出発
「あんちゃん!!あんたあのクソ野郎をぶっ飛ばしてくれるんだろぅ??金は幾らでもくれてやる。だから...うちの娘を...うちの娘を助けてくれよぉぉぉぉぉ!!!」
いや...俺は知っているか?と質問しただけなんだけど......
40ぐらいの男の目は涙で溢れ、心なしか目の下にクマが出来てしまっている。
恐らく、何日も寝ていないのだろう。
服装もヨレヨレのシャツでもはや見るに堪えない姿と化している。
これが......娘を失った父親の姿なんだと思うと同情してしまう。
「オッさんとこの娘に何があったんだ......?」
「最近巷で噂だったんだよ。大層女好きの高校生くらいの男が村で女を攫ってるってな。」
えっ......この主人公そんな事やってんの?最早、それ敵のやり口で主人公がそんな事やるのか?
と、疑問を隠せない。
「おれは最初他人事のように聞いていたんだが、つい1週間前にそいつががうちの村に現れたんだ......」
「名前はなんて言うんだ?」
「たしか......名前はジハードだったかな。」
「ジハード......」
「そいつは、高校生で異世界から転生した男と言っていたらしい。ただの高校生ならぶん殴ってでも、娘を攫うのを防ぐ所なんだが奴は、刃向かった男達に空から雷を降らせて大人達を黙らせたんだ......」
「異世界から転生してきた男......」
その情報が、正しいのなら俺が探している男はジハードと名乗る男でまちがいないのだろう。
とりあえず的は絞り込んだ。
「そうして奴は村のかわいい子だけ集めて村を去ったのだ。逆らったら雷を身体の近くに降らせて威嚇しつつ......」
「うちの......カエデが......可愛い可愛い世界に1人だけしかいないカエデがぁぁぁぁぁぁぁぁぁ!!!!」
男は再び酒を一気飲みしつつ、叫び出す。男はまた嫌な事を無理やり忘れようとしているのかどんどん酒のペースが増している。
これではもはや使い物にならないだろう。
どうやら、娘はカエデと言うらしい。
しかし、俺は主人公をぶっ飛ばすだけが目的だ。
人助けをしに、この世界にやってきたわけじゃない。
「悪いけど......俺はジハードをぶっ飛ばしはするがそんな女の事は......」
「この子かうちの子だ。
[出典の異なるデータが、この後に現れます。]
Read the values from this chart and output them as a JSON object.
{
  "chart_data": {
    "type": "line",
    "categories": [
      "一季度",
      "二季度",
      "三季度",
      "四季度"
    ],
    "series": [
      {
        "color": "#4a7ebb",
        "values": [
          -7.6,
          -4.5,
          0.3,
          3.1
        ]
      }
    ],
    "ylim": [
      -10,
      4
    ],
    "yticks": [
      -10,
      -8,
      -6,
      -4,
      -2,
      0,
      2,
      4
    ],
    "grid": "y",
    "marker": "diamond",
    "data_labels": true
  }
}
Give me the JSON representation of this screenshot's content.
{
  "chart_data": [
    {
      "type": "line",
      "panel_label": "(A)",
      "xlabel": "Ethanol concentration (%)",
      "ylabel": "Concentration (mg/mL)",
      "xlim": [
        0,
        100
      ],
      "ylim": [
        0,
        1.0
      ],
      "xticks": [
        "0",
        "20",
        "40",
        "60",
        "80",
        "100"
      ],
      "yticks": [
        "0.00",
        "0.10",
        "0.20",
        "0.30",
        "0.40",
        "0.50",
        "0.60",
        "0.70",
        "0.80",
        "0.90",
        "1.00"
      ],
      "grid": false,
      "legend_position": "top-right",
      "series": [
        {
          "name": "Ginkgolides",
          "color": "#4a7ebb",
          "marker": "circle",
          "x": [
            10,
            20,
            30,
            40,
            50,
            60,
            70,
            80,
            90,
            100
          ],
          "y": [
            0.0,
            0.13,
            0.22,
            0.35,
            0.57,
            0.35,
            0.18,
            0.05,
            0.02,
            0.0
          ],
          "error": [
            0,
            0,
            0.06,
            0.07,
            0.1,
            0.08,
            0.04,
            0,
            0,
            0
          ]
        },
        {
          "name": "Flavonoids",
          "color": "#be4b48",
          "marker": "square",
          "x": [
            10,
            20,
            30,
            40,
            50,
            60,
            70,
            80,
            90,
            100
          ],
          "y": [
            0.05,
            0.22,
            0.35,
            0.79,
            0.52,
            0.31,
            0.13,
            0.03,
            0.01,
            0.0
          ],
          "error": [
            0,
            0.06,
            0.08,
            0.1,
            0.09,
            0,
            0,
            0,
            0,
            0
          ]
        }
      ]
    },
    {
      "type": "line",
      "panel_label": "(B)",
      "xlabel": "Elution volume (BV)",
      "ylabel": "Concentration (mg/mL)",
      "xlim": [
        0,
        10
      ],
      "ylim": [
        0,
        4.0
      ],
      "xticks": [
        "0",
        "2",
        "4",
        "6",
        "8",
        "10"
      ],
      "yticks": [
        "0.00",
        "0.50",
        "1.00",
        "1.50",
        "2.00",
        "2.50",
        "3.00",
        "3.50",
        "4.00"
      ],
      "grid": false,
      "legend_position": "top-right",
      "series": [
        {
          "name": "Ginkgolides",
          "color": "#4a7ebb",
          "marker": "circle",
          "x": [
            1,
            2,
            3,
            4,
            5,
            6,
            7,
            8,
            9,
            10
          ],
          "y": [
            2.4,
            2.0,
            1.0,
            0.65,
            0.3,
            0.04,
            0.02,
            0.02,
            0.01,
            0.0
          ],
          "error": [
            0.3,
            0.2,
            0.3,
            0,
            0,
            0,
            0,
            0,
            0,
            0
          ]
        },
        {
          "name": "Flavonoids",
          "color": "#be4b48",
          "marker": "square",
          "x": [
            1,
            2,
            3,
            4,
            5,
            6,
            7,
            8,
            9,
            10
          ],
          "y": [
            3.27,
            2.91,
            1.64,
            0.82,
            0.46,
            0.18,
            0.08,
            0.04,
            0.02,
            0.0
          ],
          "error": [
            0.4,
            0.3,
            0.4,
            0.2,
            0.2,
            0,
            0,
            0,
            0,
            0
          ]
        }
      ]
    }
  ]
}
頼む!頼むよ!うちの娘を救ってクレェェェェェェ!!!」
男は半ば強引に写真を手ににぎらせた。
俺は、すぐに男に押し返そうとした刹那、写真に写った女の子が目に入る。
「か......かわえぇぇ......」
今まで、どれほどかわいいと感じた女優なんかとは比べ物にならないほどのかわいさだった。
モデルの様なスレンダーな体型。
髪は綺麗な黒色でサラッとしていて
目は宝石の様に輝き少し幼い顔立ちが保護欲をくすぶられる。
胸は少し小ぶりだがまさに抜群のプロモーションだ。
「助けてくれるなら、娘を将来の嫁に迎えてくれたって構わない。あんた程の優しくて、顔もそこそこイケている男なら文句なんてない。だから......だから!!!」
「どこだ......?その男は何処にいる?」
男の顔は、まるで神様の慈悲が与えられたかのような満ち足りた顔に変貌する。
「やってくれるのか!!奴はこの先の道をまっすぐ歩いた所に見える家に住んでいるはずだ!!頼む!」
「後、嫁の件は結構だ。俺はただこの娘の笑う顔が見たいだけだ。」
所詮、俺はこの世界に存在してはならない身。
苦渋の選択だが俺はこの女の子と幸せになる訳にはいかない。
いや......いけない。
俺は一つ目の世界で満足するようでらいけないのだ。
......場所把握。
......志も出来た。
......準備は万端。
主人公をぶっ壊す準備は出来た。
俺は拳を力の限り握りしめ、決意を新たに店を飛び出す。
酒の匂いに、実際に飲んだわけではないが気持ちが昂ぶる。
今すぐにでも、 ぶちのめしてやりたい。
外に出ると夜の風が心地よく吹いていた。
この、門出を祝っているようだ。